Monte Carlo and the WCA type perturbation theory for a hard-core with two-Yukawa-tails fluid

Abstract

The ‘exact’ optimized renormalized potential C*(r) is analytically calculated for a fluid with a pair potential by a linear combination of two Yukawa functions plus a hard-core (HCTY). Our method makes use of the mean-spherical-approximation analytic solution of the Ornstein-Zernike equation for the direct correlation function of the three-Yukawa functions form. Two of the functions are related to the interaction potential of the system whereas the other serves to obtain the GMSA solution for the hard-sphere distribution functions c ₀(r) and g ₀(r) which are utilized in the method.
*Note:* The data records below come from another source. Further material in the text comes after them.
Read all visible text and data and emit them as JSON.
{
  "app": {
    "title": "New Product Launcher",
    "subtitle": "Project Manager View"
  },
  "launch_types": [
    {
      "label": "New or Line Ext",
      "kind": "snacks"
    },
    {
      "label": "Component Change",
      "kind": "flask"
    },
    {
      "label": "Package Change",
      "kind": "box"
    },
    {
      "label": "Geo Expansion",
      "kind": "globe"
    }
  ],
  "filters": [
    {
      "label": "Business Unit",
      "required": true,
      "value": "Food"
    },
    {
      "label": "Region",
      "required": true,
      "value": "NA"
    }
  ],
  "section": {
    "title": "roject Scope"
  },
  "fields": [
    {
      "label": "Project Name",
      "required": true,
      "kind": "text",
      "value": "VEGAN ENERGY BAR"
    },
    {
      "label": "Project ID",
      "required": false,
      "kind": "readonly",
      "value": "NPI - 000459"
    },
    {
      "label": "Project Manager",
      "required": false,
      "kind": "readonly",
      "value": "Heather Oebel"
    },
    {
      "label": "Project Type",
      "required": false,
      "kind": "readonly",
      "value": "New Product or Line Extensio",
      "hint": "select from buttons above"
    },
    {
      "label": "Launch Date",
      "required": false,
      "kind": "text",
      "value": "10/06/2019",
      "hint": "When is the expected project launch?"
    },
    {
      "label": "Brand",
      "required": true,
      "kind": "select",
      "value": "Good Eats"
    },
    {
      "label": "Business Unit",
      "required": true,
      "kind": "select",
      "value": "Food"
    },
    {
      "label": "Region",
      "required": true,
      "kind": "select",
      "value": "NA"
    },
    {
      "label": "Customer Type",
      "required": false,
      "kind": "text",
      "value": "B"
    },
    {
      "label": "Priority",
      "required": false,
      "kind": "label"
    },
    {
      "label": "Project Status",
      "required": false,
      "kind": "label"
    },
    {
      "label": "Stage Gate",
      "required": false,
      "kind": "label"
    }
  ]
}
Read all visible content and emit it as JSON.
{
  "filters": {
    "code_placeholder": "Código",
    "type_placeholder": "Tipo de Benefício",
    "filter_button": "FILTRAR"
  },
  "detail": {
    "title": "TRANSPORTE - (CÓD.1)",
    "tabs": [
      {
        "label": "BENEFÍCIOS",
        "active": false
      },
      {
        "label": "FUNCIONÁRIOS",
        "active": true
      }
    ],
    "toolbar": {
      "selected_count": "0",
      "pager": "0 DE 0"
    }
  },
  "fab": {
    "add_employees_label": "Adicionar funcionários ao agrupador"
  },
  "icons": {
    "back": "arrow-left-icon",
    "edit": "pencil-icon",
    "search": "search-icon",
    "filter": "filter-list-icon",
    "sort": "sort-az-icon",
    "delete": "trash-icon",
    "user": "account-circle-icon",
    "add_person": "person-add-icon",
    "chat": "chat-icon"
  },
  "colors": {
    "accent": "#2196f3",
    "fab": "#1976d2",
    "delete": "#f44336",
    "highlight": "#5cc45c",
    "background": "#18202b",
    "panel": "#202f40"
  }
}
C*(r) is then used in various approximated schemes (EXP, LIN, LSQ and QUAD) resulting from the Weeks, Chandler, and Andersen (WCA) preturbation theory to calculate the thermodynamic properties and g(r) for the two-Yukawa fluid and the results are compared with our Monte Carlo data. These results are overall very good for EXP and also for GMSA (thermodynamic properties but not g(r)) and conclusions concur with those by Stell and Weis for a potential consisting of a hard-core with a Lennard-Jones attractive tail (HCLJ). Finally, we calculated the thermodynamic properties of HCLJ fluid using the HCTY fluid as the reference system. The smallness of the first-order term in the perturbation theory and the fact that HCTY system can be mostly treated analytically make this potential an attractive alternative to the hard-sphere system for use in the perturbation theory of fluids.